New Meaning to the Old Adage "Don't Play with Your Food"
At one time food was considered a poor speculative investment, because it was too perishable to be stored until market conditions were right for resale. But that changed with the development of ETFs (exchange-traded funds) and other financial innovations.
As first devised, speculation in food futures was fairly innocuous, since when the contract expired, somebody actually had to buy the product at the "spot" or cash price. This forced the fanciful futures price and the more realistic spot price into alignment. But that changed in 1991. In a revealing July 2010 report in Harper's Magazine titled "The Food Bubble: How Wall Street Starved Millions and Got Away with It," Frederick Kaufman wrote:
The history of food took an ominous turn in 1991, at a time when no one was paying much attention. That was the year Goldman Sachs decided our daily bread might make an excellent investment. . . .
Robber barons, gold bugs, and financiers of every stripe had long dreamed of controlling all of something everybody needed or desired, then holding back the supply as demand drove up prices.
As Kaufman explained this financial innovation in a July 16 interview on Democracy Now:
Goldman . . . came up with this idea of the commodity index fund, which really was a way for them to accumulate huge piles of cash for themselves. . . . Instead of a buy-and-sell order, like everybody does in these markets, they just started buying. It's called "going long." They started going long on wheat futures. . . . And every time one of these contracts came due, they would do something called "rolling it over" into the next contract. . . . And they kept on buying and buying and buying and buying and accumulating this historically unprecedented pile of long-only wheat futures. And this accumulation created a very odd phenomenon in the market. It's called a "demand shock." Usually prices go up because supply is low . . . . In this case, Goldman and the other banks had introduced this completely unnatural and artificial demand to buy wheat, and that then sent the price up. . . . [H]ard red wheat generally trades between $3 and $6 per sixty-pound bushel. It went up to $12, then $15, then $18. Then it broke $20. And on February 25th, 2008, hard red spring futures settled at $25 per bushel. . . . [T]he irony here is that in 2008, it was the greatest wheat-producing year in world history.
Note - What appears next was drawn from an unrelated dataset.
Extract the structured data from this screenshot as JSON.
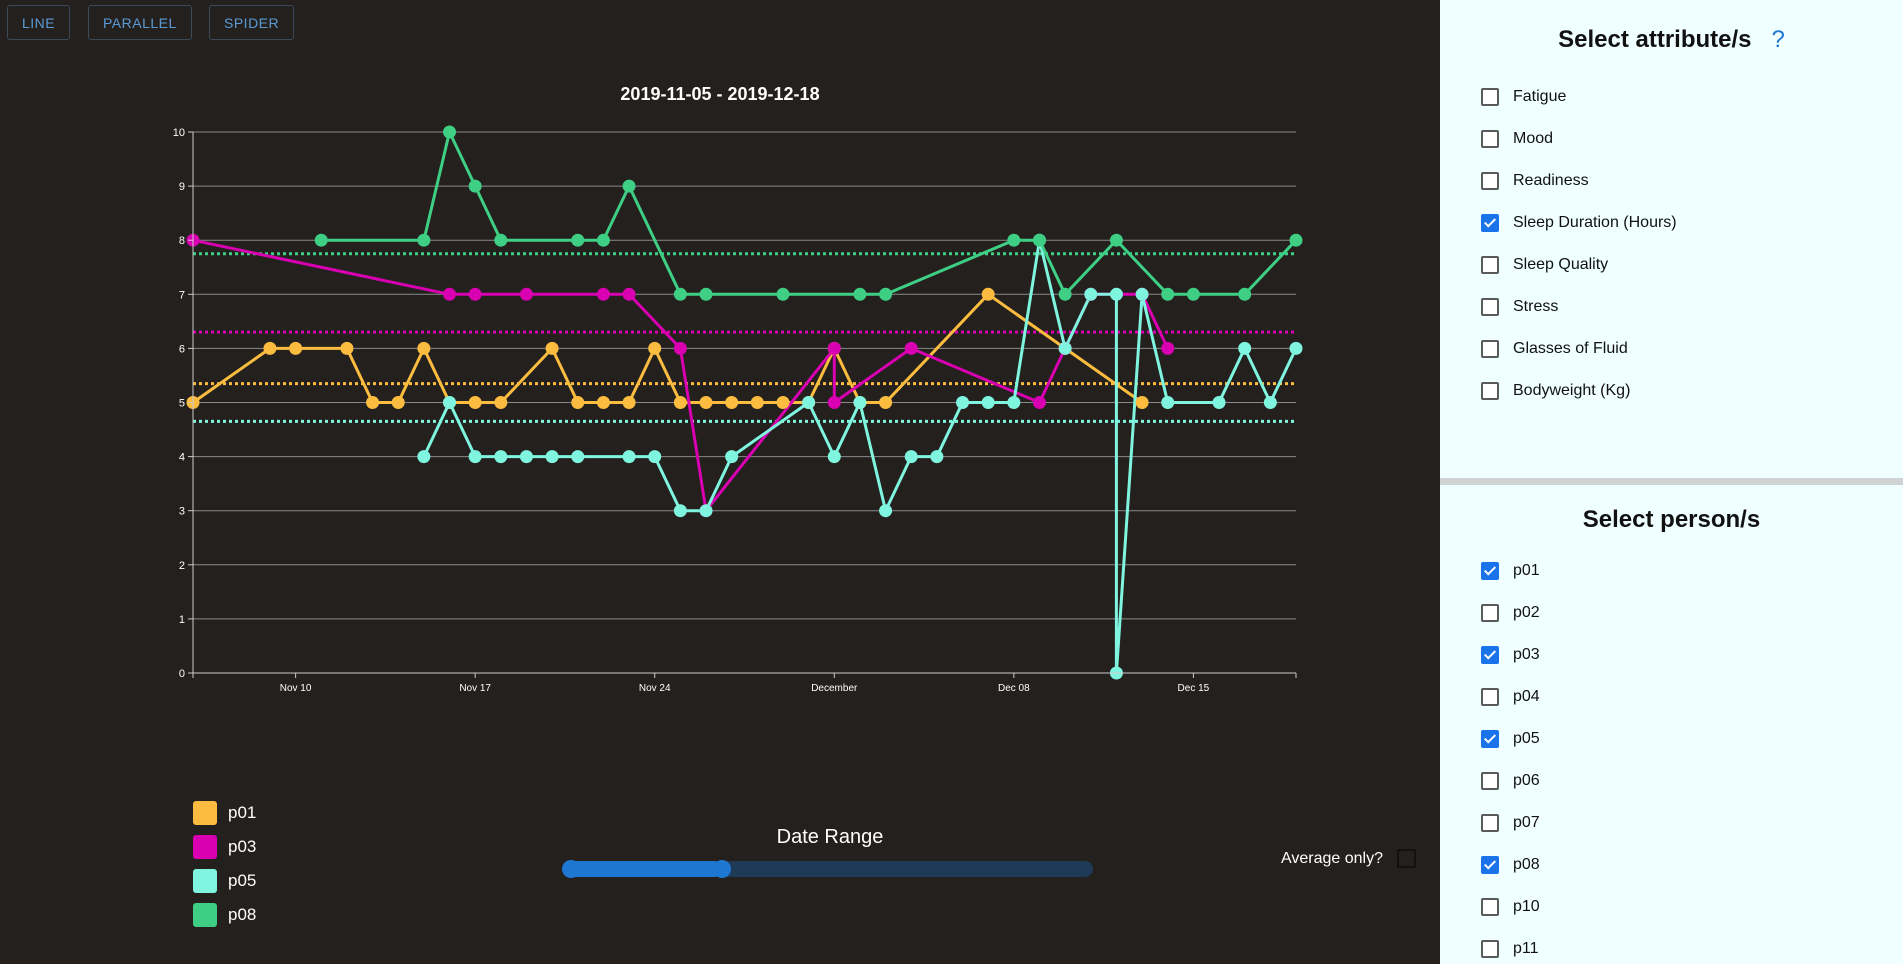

. . . [T]he other outrage . . . is that at the time that Goldman and these other banks are completely messing up the structure of this market, they've protected themselves outside the market, through this really almost diabolical idea called "replication" . . . . Let's say, . . . you want me to invest for you in the wheat market. You give me a hundred bucks . . . . [W]hat I should be doing is putting a hundred bucks in the wheat markets. But I don't have to do that. All I have to do is put $5 in. . . . And with that $5, I can hold your hundred-dollar position. Well, now I've got ninety-five of your dollars. . . . [W]hat Goldman did with hundreds of billions of dollars, and what all these banks did with hundreds of billions of dollars, is they put them in the most conservative investments conceivable. They put it in T-bills. . . . [N]ow that you have hundreds of billions of dollars in T-bills, you can leverage that into trillions of dollars. . . . And then they take that trillion dollars, they give it to their day traders, and they say, "Go at it, guys. Do whatever is most lucrative today." And so, as billions of people starve, they use that money to make billions of dollars for themselves.
Other researchers have concurred in this explanation of the food crisis. In a July 2010 article called "How Goldman Sachs Gambled on Starving the World's Poor - And Won," journalist Johann Hari observed:
Beginning in late 2006, world food prices began rising. A year later, wheat price had gone up 80 percent, maize by 90 percent and rice by 320 percent. Food riots broke out in more than 30 countries, and 200 million people faced malnutrition and starvation. Suddenly, in the spring of 2008, food prices fell to previous levels, as if by magic. Jean Ziegler, the UN Special Rapporteur on the Right to Food, has called this "a silent mass murder", entirely due to "man-made actions."